DAVID HILL (B.A., MPhil., GDipJ) is a journalist and human rights activist. He writes regularly on Substack and is a co-producer of the recently-released film Bolivia Burning made by The Gecko Project, for whom he has been working as a consultant over the last year.

As a journalist, Hill has written many times for The Guardian, where he wrote the Andes to the Amazon column for some years, as well as contributing to other publications such as The Observer, The Ecologist, The Huffington Post, Mongabay, ChinaDialogue and the New Internationalist.

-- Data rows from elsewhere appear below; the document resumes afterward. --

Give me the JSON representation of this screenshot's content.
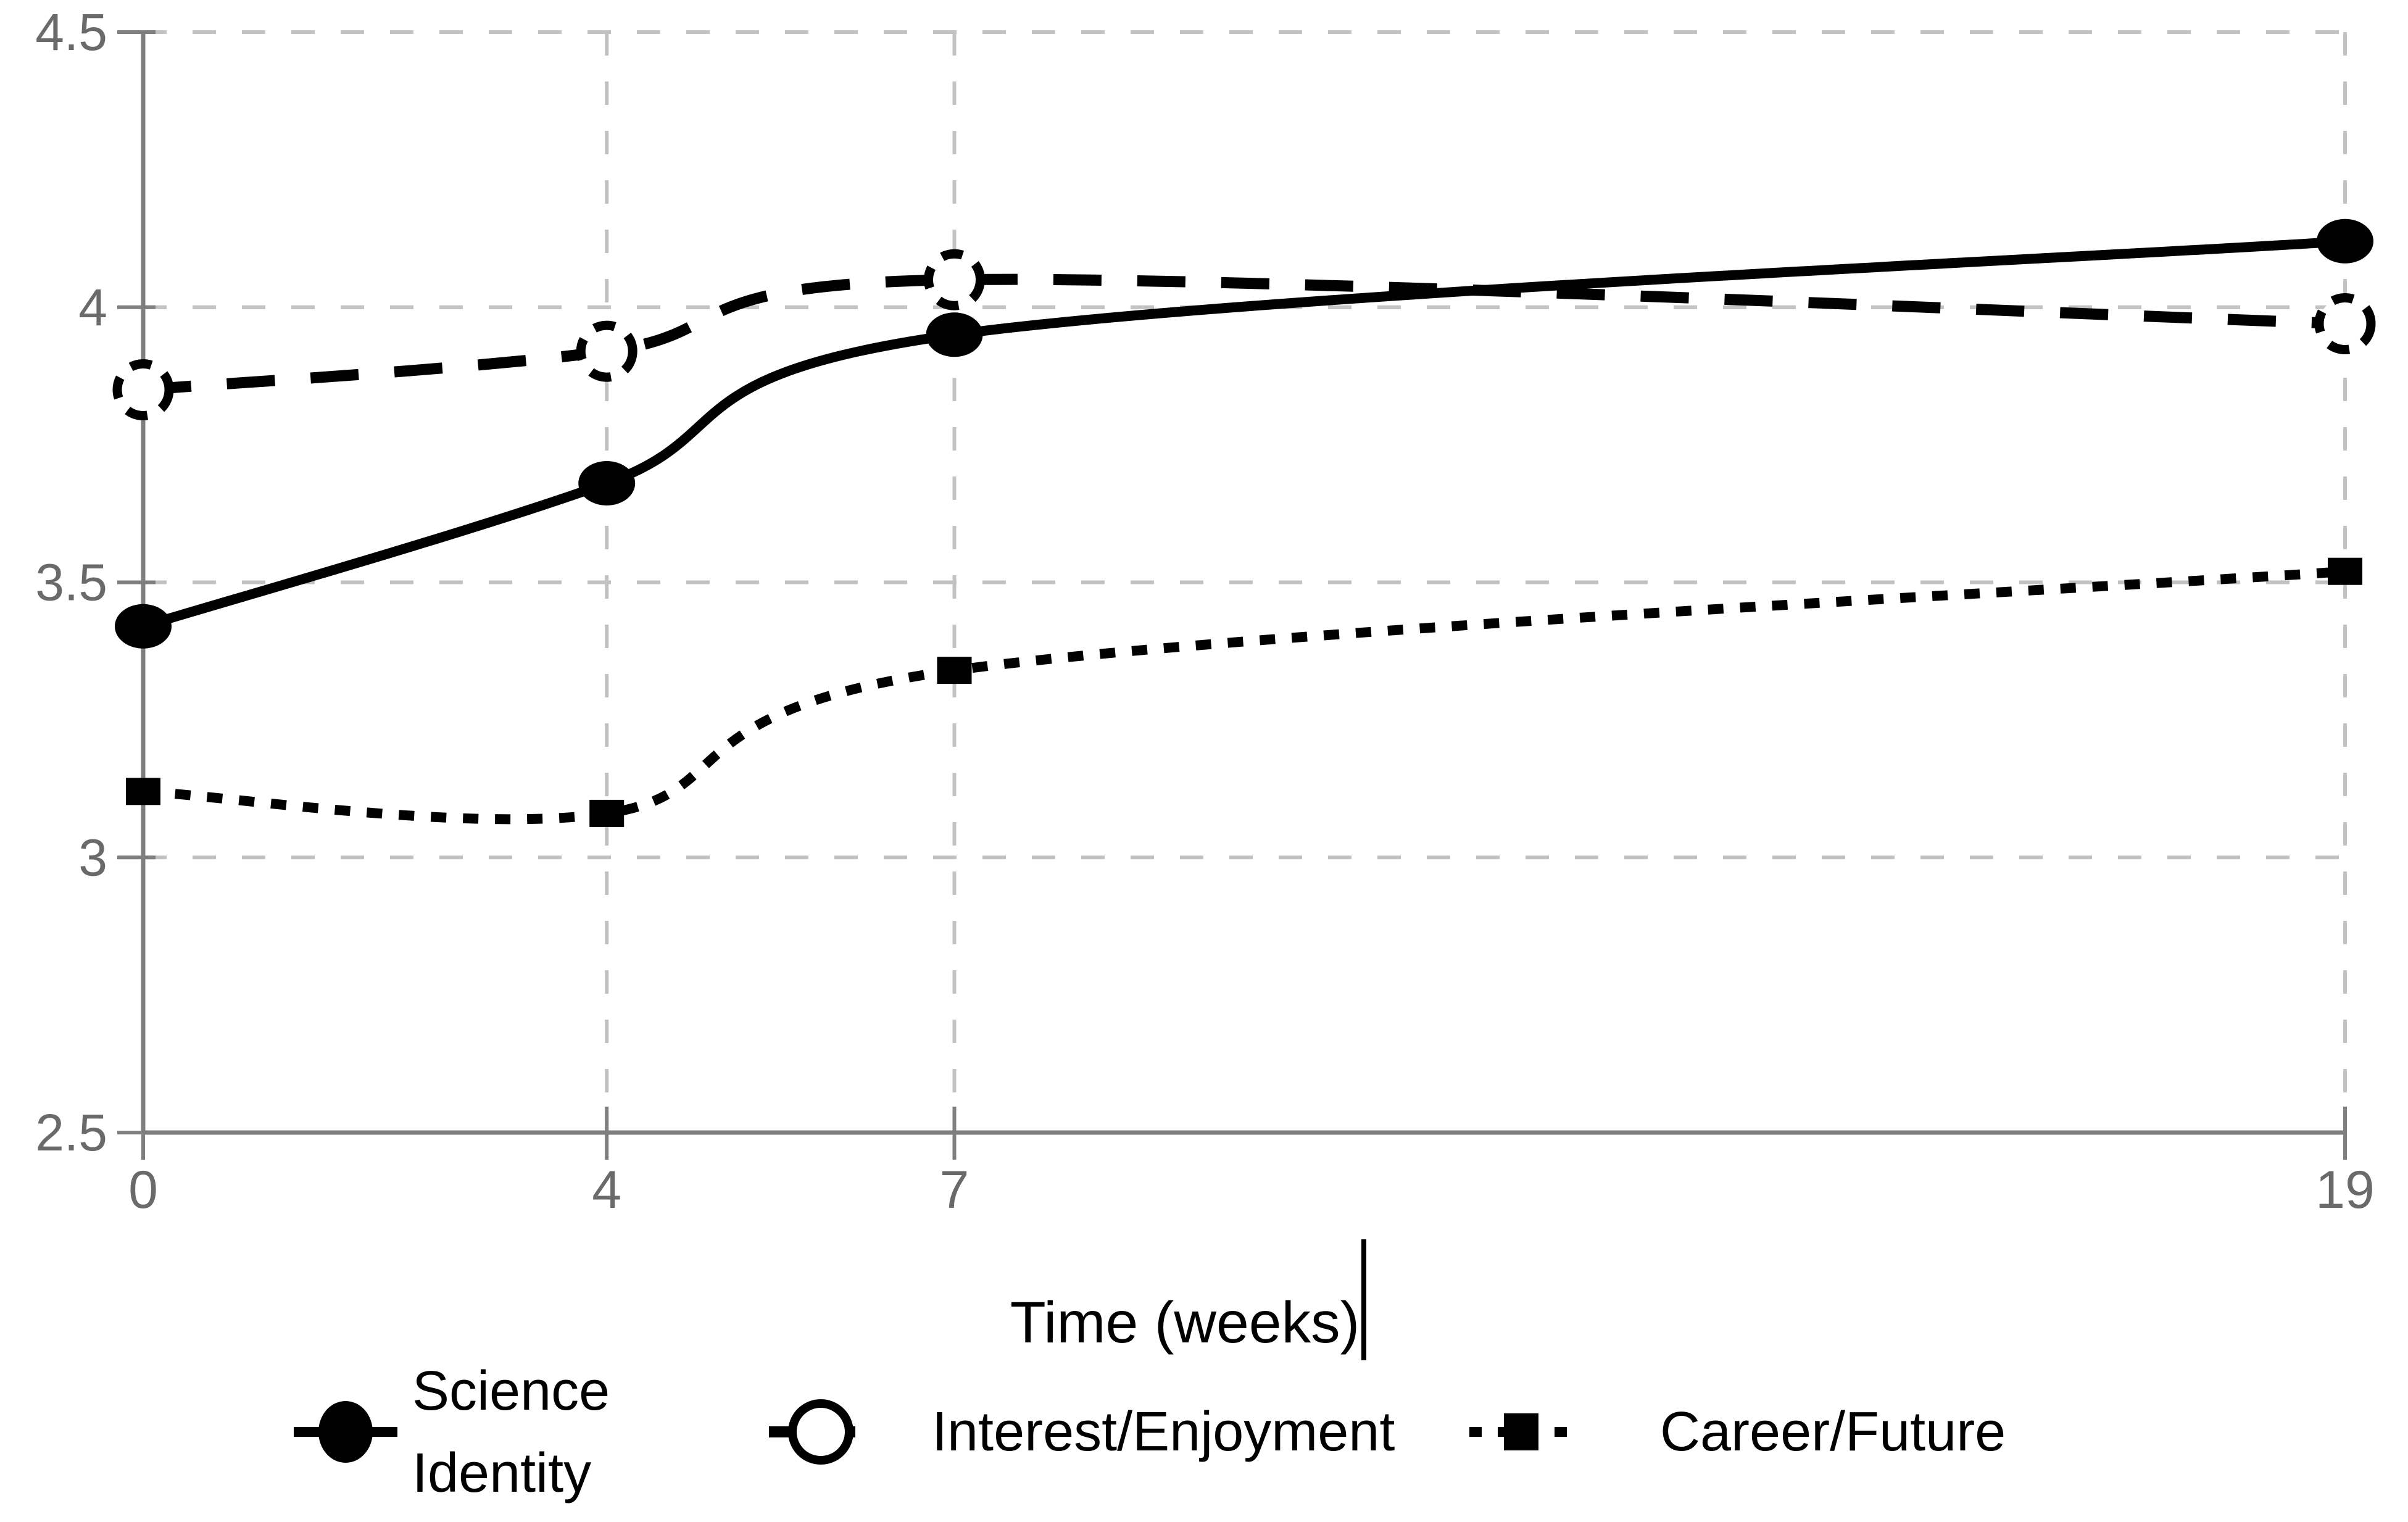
{
  "figure": {
    "background": "#ffffff",
    "axis_color": "#7f7f7f",
    "grid_color": "#c2c2c2",
    "tick_label_color": "#6a6a6a",
    "text_color": "#000000",
    "series_color": "#000000"
  },
  "chart_data": {
    "type": "line",
    "title": "",
    "xlabel": "Time (weeks)",
    "xlabel_cursor": "|",
    "ylabel": "",
    "x": [
      0,
      4,
      7,
      19
    ],
    "x_tick_labels": [
      "0",
      "4",
      "7",
      "19"
    ],
    "xlim": [
      0,
      19
    ],
    "y_ticks": [
      4.5,
      4,
      3.5,
      3,
      2.5
    ],
    "y_tick_labels": [
      "4.5",
      "4",
      "3.5",
      "3",
      "2.5"
    ],
    "ylim": [
      2.5,
      4.5
    ],
    "grid": true,
    "legend_position": "bottom",
    "series": [
      {
        "name": "Science Identity",
        "legend_lines": [
          "Science",
          "Identity"
        ],
        "line_style": "solid",
        "marker": "filled-circle",
        "values": [
          3.42,
          3.68,
          3.95,
          4.12
        ]
      },
      {
        "name": "Interest/Enjoyment",
        "legend_lines": [
          "Interest/Enjoyment"
        ],
        "line_style": "dashed",
        "marker": "open-circle",
        "values": [
          3.85,
          3.92,
          4.05,
          3.97
        ]
      },
      {
        "name": "Career/Future",
        "legend_lines": [
          "Career/Future"
        ],
        "line_style": "dotted",
        "marker": "filled-square",
        "values": [
          3.12,
          3.08,
          3.34,
          3.52
        ]
      }
    ]
  }
}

His focuses include indigenous peoples’s rights, indigenous peoples living in ‘isolation’, the Amazon, the oil and gas industries, forests and conservation. He writes in English and Spanish and his articles have been translated into Bahasa Indonesia, Catalan, Chinese, Dutch, French, Italian, Norwegian and Portuguese.

In addition to his journalism, he has worked in different capacities for the international non-governmental organisations Global Witness, Forest Peoples Programme, Survival International, International Work Group for Indigenous Affairs and Rainforest Foundation Norway.

His work has meant travelling to some of the remotest parts of the world in Brazil, Peru and West Papua. Exposés include Ecuador promising Chinese companies they could explore the famous ‘ITT’ oil fields in the Yasuni National Park, and plans by an international gas consortium leader to operate in the 'most biodiverse place on earth'.

He has lived in and travelled widely across Peru in particular, visiting Amahuaca, Arabela, Asháninka, Ashéninka, Awajún, Cashinahua/Huni Kuin, 'Chitonahua'/'Murunahua', Kichwa, 'Mastanahua', Matsigenka, Matsés, Yaminahua and Yine territories.

He has appeared on and in a wide range of media, including CNN, Sky News, Al-Jazeera, ITV, Channel 5, BBC World Service and BBC Radio 2, and been quoted or cited in National Geographic, Foreign Policy, New York Times, Reuters, Associated Press, Bloomberg, The Guardian and the Miami Herald, among many others.